Cassia tried not to chuckle. “I’m impressed. You managed to snatch a small fortune before Timarete and Astrapas found out. You could have run away and become a very wealthy child-king of your own ring of thieves. But you didn’t. Because you loved your new parents already.”
“Of course I did. And like all angry sucklings, I eventually realized they love me, even if they don’t love all the worry I’ve caused them over the years.”
“That’s the only reason your parents offered you a way out of the battle arts,” Cassia said. “And the only reason Mak suggested you take it. They love you.”
“I know that.”
She nodded. “Of course you do. But it still hurt.”
“I’m not hurt. I’m offended.”
“It wasn’t an insult to your skills as a warrior.”
“It was an insult to my honor.
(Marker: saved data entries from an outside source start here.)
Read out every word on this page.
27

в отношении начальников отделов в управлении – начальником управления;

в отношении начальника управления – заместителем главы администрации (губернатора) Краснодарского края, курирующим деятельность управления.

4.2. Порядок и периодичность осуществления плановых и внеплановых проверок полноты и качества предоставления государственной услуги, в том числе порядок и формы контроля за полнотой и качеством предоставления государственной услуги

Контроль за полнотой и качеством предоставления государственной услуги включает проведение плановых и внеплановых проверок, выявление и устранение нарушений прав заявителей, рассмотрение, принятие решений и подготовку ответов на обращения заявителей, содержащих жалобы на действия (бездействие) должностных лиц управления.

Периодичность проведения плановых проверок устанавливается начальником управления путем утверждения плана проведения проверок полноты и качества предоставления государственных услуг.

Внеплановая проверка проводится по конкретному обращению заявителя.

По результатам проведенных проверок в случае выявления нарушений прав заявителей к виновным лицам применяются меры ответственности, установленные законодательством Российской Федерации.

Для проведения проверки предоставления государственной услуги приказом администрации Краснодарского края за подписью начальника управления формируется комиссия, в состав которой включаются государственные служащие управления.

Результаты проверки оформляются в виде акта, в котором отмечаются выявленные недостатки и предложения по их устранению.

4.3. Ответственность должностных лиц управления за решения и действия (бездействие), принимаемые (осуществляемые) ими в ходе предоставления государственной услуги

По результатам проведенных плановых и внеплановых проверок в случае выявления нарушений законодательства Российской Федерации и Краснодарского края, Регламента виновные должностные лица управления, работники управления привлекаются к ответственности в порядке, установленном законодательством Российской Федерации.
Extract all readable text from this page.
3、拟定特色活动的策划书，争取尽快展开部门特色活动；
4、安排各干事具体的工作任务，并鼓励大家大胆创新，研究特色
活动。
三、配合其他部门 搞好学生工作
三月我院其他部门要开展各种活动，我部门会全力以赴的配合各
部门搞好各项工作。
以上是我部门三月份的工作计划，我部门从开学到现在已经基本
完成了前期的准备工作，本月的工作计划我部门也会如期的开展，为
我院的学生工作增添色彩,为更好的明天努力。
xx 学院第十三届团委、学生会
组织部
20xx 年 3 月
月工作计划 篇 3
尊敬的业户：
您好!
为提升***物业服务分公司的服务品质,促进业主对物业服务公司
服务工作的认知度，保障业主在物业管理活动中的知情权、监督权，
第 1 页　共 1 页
I may be a failed artist and a derelict Steward, but I will not desert my Grace.”
“Lyros, it wasn’t failure that turned you into a Steward. The battle arts are your calling. We all know you belong in speires. Mak wasn’t questioning that.”
“I know that,” Lyros insisted.
She suspected he knew it but didn’t feel it. When Timarete and Astrapas had chosen him as their son, he had gained a family at last, only for his talents to be incompatible with their hopes for him. She knew from spending time around Lyros and his family that he still didn’t feel like he belonged in his own bloodline.
He hadn’t found his place as a Hesperine until he’d taken up the battle arts and become one of the few in Orthros’s history to join the Stand from outside Hippolyta’s family.
And now he felt as if the people he loved the most were telling him he didn’t belong there, either.
He was right—she was no mind healer who could talk him out of years of lies he told himself. Not when she was still so prone to lying to herself. But she was family, and she could listen and give him the gift of her new empathy.
He turned away, bracing his fists on the parapet again, hanging his head. “How could Mak imagine I would abandon him?”
His hurt filled the Blood Union, squeezing Cassia’s heart. “All I can tell you is what went through my mind when I told Lio tolet me get arrested without him. Nothing. I wasn’t thinking at all, Lyros. With my whole heart, I was feeling the need to protect him at any cost.”
He narrowed his eyes at her. “And here I thought you were being strategic.”
“Well, ensuring you and Lio went free did prove to be a good plan, but my point still stands. I’ll be the first to admit it’s difficult to be rational when the protective Grace instincts come over you. Mak wasn’t thinking either, I suspect. Only feeling. Even though he should have thought before he spoke.”
“Yes. He should have.” Lyros grimaced. “But I…could have taken it as he intended it.”